Arithmetic operations are the foundation of simplifying and solving mathematical expressions. They include addition, subtraction, multiplication, and division. In the given expression, \[ -2(-2) - 3(6) + 2(5) \], we focus primarily on multiplication, addition, and subtraction.

• First, perform the multiplication operations: calculate \(-2 \times -2\), \(-3 \times 6\), and \(2 \times 5\).
• This sequence helps break down the larger problem into manageable steps.

Multiplication takes precedence over addition and subtraction, meaning you tackle these parts first before moving on to the other operations.

In algebraic expressions, coefficients are numbers placed directly in front of variables. They indicate how many times the variable is counted in the expression. For instance, in the expression \[ -2x - 3y + 2z \],the coefficients are:

• \(-2\) for \(x\),
• \(-3\) for \(y\), and
• \(2\) for \(z\).

During evaluation, these coefficients are multiplied by the variable's actual value after substitution. So, to evaluate the expression, conceptually, you are performing these calculations:

• \(-2 \times -2\),
• \(-3 \times 6\), and
• \(2 \times 5\).

Each product reflects how the coefficient scales the corresponding variable.
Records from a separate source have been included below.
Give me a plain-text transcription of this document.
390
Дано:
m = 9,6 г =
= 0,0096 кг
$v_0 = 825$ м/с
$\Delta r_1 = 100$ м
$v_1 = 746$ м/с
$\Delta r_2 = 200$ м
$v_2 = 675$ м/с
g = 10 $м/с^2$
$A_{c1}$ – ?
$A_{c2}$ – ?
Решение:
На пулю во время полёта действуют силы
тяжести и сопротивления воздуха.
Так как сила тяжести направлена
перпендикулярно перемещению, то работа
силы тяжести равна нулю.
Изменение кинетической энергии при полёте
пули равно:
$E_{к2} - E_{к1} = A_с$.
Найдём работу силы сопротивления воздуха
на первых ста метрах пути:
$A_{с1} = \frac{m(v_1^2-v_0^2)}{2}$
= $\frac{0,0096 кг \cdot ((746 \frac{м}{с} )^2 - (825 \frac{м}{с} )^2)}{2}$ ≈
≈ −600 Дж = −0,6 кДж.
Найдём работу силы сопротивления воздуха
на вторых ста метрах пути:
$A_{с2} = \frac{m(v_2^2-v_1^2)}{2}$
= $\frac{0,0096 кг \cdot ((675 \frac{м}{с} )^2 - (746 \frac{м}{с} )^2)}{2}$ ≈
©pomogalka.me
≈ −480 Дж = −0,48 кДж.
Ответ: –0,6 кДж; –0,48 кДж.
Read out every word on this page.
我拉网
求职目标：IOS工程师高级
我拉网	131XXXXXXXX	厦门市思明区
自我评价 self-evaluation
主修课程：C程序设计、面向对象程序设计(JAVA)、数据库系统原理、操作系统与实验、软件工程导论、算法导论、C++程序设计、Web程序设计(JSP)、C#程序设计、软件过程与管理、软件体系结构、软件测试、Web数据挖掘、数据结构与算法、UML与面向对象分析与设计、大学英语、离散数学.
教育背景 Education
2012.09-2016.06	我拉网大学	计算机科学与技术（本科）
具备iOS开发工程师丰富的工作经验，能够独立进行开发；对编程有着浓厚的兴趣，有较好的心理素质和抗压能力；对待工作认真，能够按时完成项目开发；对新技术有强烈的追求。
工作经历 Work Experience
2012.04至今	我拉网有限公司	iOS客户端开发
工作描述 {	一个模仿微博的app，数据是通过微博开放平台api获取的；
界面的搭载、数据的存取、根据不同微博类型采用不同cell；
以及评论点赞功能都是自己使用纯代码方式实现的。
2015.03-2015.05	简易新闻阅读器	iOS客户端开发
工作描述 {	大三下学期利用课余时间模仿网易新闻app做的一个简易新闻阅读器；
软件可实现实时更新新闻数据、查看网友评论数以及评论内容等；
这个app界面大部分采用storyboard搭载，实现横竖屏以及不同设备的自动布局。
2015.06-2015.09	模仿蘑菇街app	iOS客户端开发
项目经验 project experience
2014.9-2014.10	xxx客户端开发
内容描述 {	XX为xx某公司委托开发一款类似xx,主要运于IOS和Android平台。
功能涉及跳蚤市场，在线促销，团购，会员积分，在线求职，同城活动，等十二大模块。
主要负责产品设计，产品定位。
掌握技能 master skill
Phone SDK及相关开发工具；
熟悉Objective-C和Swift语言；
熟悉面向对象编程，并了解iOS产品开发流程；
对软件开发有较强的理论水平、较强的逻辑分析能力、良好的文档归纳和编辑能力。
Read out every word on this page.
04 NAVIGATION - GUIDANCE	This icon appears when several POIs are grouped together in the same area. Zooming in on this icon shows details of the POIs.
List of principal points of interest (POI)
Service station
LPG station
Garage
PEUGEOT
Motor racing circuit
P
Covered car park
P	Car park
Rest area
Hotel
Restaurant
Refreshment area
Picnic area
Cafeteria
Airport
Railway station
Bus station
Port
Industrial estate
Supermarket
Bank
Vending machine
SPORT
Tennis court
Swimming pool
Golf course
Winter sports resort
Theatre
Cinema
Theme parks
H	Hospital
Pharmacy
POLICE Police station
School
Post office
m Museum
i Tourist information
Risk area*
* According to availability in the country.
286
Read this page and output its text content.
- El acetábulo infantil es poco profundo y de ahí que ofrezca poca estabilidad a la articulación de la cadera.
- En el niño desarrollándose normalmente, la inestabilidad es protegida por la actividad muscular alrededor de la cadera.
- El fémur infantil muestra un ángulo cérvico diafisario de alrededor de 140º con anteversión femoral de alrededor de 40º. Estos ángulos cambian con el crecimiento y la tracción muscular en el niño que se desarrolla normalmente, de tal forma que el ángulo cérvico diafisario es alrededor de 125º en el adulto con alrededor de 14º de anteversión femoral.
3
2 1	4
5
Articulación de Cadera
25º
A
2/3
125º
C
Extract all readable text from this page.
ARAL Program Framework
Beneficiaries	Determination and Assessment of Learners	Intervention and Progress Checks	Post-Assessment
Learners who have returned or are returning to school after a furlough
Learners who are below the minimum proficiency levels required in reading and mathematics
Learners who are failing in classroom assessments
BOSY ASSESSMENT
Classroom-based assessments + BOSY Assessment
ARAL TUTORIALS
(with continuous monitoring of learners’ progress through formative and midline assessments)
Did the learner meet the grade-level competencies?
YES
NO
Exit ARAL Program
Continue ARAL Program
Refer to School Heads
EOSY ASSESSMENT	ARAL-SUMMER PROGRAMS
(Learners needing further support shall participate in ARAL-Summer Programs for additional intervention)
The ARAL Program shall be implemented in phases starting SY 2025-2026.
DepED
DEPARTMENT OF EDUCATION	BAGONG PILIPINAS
Once you have substituted the variables and performed the arithmetic operations, the next step is to simplify the expression. **Simplification** involves combining like terms or further processing of the numeric operations until you reach the simplest form of the expression. Here's how it works with our example \[ -2(-2) - 3(6) + 2(5) \]:

• Compute each multiplication: \(-2 \times -2 = 4\), \(-3 \times 6 = -18\), \(2 \times 5 = 10\).
• Add and subtract these results: perform \(4 + 10\) to get \(14\).
• Finally, subtract \(18\) from \(14\), resulting in \(-4\).

This sequence ensures you've accurately interpreted the expression's value by systematically combining the results of your arithmetic operations.